Uber raised an $11M Series A in February 2011, led by Benchmark Capital with Bill Gurley taking a board seat.4 The round followed Uber's launch in San Francisco in 2010 and a $1.25M angel round from First Round Capital and others. Benchmark's $11M check eventually returned more than $7 billion as Uber scaled to a $72B IPO in 2019. YouTube raised $11.5M in a Series A from Sequoia Capital and ARTIS Ventures in late 2005, roughly 10 months before Google acquired the company for $1.65B in October 2006.
WhatsApp closed an $8M Series A from Sequoia Capital in 2011 after a $250K seed the year prior.3 The company raised only $60M total across its entire venture history before Facebook acquired it for $19B in 2014. The WhatsApp example illustrates that capital efficiency at Series A — not round size — predicts outcomes; the company reached 450 million monthly active users before its acquisition.
Market context
The 2021 boom pushed median Series A pre-money valuations to all-time highs and compressed diligence timelines to as short as one week.

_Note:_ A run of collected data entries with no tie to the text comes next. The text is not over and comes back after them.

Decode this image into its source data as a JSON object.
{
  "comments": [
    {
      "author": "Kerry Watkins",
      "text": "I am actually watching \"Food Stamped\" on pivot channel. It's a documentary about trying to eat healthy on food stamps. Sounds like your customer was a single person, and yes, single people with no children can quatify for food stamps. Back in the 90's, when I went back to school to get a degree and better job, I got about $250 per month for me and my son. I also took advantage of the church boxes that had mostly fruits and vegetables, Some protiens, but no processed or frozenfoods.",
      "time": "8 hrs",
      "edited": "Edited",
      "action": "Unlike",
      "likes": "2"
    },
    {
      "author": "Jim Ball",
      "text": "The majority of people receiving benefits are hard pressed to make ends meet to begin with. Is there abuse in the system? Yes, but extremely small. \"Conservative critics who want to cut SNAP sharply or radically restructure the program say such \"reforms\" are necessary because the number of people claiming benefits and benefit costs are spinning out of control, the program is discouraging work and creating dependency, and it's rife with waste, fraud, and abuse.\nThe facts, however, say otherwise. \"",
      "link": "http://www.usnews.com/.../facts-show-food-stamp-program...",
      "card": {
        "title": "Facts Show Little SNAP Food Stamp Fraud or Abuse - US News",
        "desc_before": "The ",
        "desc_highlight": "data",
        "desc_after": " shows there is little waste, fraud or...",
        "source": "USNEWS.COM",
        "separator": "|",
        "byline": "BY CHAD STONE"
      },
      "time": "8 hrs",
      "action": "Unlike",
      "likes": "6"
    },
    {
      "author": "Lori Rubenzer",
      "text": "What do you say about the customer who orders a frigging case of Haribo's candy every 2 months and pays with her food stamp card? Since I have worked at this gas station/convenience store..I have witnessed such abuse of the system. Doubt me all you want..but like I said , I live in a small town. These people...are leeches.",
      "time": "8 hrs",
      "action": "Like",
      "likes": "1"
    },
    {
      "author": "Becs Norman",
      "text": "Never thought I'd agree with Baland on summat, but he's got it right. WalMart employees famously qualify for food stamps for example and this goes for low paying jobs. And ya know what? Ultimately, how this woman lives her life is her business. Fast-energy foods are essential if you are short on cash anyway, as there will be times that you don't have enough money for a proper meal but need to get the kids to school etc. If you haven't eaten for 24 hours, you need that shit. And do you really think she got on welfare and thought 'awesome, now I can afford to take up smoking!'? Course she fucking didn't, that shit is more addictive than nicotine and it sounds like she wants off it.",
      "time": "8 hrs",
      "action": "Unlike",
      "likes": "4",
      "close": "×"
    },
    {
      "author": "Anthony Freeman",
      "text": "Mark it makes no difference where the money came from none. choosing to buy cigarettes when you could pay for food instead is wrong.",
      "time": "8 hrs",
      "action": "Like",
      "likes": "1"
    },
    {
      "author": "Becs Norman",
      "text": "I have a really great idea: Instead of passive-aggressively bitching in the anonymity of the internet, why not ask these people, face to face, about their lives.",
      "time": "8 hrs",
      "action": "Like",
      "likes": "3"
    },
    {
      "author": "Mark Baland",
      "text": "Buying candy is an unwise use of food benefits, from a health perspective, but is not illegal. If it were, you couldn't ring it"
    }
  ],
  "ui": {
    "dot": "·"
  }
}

As interest rates rose from early 2022, the market corrected: the number of Series A deals in the US declined, and the median step-up ratio from seed to Series A fell to 1.68x by 2023 — near the lowest since 2013.2 Seed valuations simultaneously rose, as seed investors competed to back more companies, creating a valuation compression effect at Series A where startups found their step-up smaller than they had modeled.
The Q4 2024 PitchBook-NVCA Venture Monitor noted that median deal sizes trended upward across all stages in 2024, partially driven by AI companies capturing 46.4% of total deal value.3 This concentration means aggregate Series A data in 2024 and 2025 is skewed by AI infrastructure and application companies raising at valuations and on timelines atypical of non-AI startups. Founders in non-AI verticals raising a Series A in this environment faced a more investor-friendly market, with longer diligence timelines and more scrutiny on path-to-profitability than was common in 2019–2021.